2. Confirm the archive's SHA-256 against the upstream listing and update
the manifest.
3. Bin spans into 500-ms windows (the dataset's nominal granularity);
compute the same `(latency_p50_ms, error_rate)` projection per service.
4. Healthy baseline = first 100 windows of nominal load
(precedes the fault-injection script's start). Mark fault windows.
5. Write the TSV; recompute and record `fixture_sha256`.
## How the crate consumes these fixtures
```rust
// in tests/eval_tadbench.rs (gated #[cfg(all(feature = "std", feature = "paper-lock"))])
use dsfb_debug::real_data::{evaluate_real_dataset, MANIFEST_TADBENCH_F04};
use dsfb_debug::DsfbDebugEngine;
const F04_BYTES: &[u8] = include_bytes!("../data/fixtures/tadbench_trainticket_F04.tsv");
let engine = DsfbDebugEngine::<32, 64>::paper_lock().unwrap();
match evaluate_real_dataset(&engine, &MANIFEST_TADBENCH_F04, F04_BYTES) {
Ok(eval) => println!("{eval:#?}"),
Err(e) => println!("{e} — populate fixture per data/README.md §Extraction"),
}
```
## Acquisition log (Session 4, 2026-05-05)

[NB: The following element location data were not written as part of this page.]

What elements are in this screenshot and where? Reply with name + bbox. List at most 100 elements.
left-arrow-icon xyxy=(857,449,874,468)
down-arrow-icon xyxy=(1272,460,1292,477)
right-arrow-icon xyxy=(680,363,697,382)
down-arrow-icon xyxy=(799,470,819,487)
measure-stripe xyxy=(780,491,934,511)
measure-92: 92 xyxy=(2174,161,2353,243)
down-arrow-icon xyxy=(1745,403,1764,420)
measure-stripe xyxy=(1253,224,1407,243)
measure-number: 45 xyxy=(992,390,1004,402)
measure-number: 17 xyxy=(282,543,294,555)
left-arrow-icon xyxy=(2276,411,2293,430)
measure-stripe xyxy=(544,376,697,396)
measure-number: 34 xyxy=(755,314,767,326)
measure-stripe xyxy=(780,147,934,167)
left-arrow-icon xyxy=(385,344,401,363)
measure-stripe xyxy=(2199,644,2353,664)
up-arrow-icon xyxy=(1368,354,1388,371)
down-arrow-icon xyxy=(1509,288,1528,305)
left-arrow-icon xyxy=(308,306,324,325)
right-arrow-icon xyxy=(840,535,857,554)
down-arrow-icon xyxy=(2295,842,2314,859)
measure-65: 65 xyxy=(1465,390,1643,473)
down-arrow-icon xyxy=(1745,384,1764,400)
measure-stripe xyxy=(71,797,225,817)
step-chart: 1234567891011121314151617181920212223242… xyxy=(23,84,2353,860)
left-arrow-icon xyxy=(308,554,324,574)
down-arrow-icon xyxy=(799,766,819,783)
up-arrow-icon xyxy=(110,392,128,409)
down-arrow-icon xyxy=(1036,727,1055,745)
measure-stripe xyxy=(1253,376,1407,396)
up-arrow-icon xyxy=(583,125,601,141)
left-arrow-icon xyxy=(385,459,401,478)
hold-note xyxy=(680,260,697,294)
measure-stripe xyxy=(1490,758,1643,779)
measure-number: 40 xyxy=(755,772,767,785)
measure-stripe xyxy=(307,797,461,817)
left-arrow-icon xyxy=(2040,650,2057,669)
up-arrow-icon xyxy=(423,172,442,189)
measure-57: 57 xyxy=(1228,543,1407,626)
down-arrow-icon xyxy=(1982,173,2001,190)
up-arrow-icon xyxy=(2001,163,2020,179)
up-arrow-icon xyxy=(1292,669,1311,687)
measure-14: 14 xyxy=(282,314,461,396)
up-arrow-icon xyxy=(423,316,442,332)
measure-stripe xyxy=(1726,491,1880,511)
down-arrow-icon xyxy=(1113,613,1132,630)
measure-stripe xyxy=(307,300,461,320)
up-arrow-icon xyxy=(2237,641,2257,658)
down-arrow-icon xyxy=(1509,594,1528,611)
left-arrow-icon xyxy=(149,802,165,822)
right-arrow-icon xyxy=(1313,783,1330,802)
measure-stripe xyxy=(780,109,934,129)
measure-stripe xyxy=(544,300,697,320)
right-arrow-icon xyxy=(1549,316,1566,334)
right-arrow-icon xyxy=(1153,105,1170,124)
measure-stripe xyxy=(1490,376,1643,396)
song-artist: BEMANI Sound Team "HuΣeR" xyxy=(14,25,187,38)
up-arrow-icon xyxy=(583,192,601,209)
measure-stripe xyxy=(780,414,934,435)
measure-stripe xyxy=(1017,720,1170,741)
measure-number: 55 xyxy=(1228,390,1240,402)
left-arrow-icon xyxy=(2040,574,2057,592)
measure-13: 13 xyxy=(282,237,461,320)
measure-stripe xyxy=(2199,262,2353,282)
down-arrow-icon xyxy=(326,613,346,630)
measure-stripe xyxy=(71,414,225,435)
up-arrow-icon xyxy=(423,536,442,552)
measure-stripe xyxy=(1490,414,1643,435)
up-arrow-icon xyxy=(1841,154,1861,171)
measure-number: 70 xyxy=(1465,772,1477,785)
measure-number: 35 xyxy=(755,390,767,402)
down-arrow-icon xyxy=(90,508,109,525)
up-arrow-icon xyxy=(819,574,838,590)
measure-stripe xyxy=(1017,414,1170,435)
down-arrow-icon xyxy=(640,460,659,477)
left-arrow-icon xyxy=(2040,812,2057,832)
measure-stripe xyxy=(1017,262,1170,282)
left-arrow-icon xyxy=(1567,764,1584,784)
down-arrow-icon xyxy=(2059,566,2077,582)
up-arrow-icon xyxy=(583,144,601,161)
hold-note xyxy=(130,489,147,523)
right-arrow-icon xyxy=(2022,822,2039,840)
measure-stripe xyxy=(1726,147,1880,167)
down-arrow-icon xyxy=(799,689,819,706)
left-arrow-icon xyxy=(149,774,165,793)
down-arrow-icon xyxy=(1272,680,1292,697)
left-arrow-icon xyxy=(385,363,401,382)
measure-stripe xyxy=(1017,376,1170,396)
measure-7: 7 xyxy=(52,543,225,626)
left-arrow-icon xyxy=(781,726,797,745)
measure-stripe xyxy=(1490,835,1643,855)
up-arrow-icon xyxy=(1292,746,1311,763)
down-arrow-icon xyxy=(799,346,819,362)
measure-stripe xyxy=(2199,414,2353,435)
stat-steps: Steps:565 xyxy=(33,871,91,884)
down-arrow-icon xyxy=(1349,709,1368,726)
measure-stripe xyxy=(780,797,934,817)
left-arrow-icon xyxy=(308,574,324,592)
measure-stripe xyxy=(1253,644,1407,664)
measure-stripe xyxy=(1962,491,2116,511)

| TrainTicket-Anomaly | **Vendored end-to-end** | `data/fixtures/tadbench_trainticket_F11.tsv` | 32 KB (projected) / 147 MB (upstream) | fixture `07c8f085...12c3` ; archive `18456279...4403` |
| LO2 (sample) | Acquired; projection deferred | `data/upstream/lo2_sample.zip` | 1021 MB | `2d9516fe...a882` |
| MultiDim-Localization | Acquired; projection deferred | `data/upstream/multidim_localization/` (git) | 1.3 GB | git commit `d3159c50` |
| DeepTraLog | Acquired; projection deferred | `data/upstream/deeptralog/` (git) | 1.8 GB | git commit `04376dcb` |
| AIOps Challenge 2020 | Manual fetch (Tsinghua Cloud / Google Drive) | — | ~? GB | per-archive `fac7fe1b4e048c81ef88874334b73534` (md5, upstream README) |
| Illinois IDB-6738796 | Manual fetch (presigned S3, large) | — | ~? GB | needs HEAD with auth |
Archives under `data/upstream/` are gitignored. They are intentionally
local-only: SHA-256 (or git commit) per archive is recorded in
`MANIFEST.toml` for reviewer verification, and the projected slice
under `data/fixtures/` is the bytes the engine actually consumes.
### Manual-fetch recipes
**AIOps Challenge 2020/2021** — gated by Tsinghua Cloud / Google Drive
links in `https://github.com/NetManAIOps/AIOps-Challenge-2020-Data` and
the corresponding 2021 repository's README. Download the per-stage
archives, verify against the README's `md5sum`, and place under
`data/upstream/aiops_challenge_2020/` and `data/upstream/aiops_challenge_2021/`.
**Illinois Microservice Tracing Dataset (IDB-6738796)** — visit
`https://databank.illinois.edu/datasets/IDB-6738796` in a browser
session and download `tracing-data.tar.gz` (the redirect target is a
short-lived presigned S3 URL). Place under
`data/upstream/illinois_socialnetwork.tar.gz` and run
`sha256sum` to verify against the manifest.
## Reproducibility checklist
A reviewer reproducing the published metrics should verify, in order:
- [ ] `MANIFEST.toml` parses cleanly under TOML 1.0.
- [ ] Every `fixture_path` exists and is non-empty.
- [ ] No fixture begins with `# UPSTREAM_FIXTURE_NOT_VENDORED`.
- [ ] The SHA-256 of each `fixture_path` matches its `fixture_sha256`.
- [ ] The SHA-256 of each upstream archive matches `upstream_archive_sha256`.
- [ ] `cargo test --features "std paper-lock" -- --nocapture` reports
`deterministic_replay_holds = true` for every dataset block.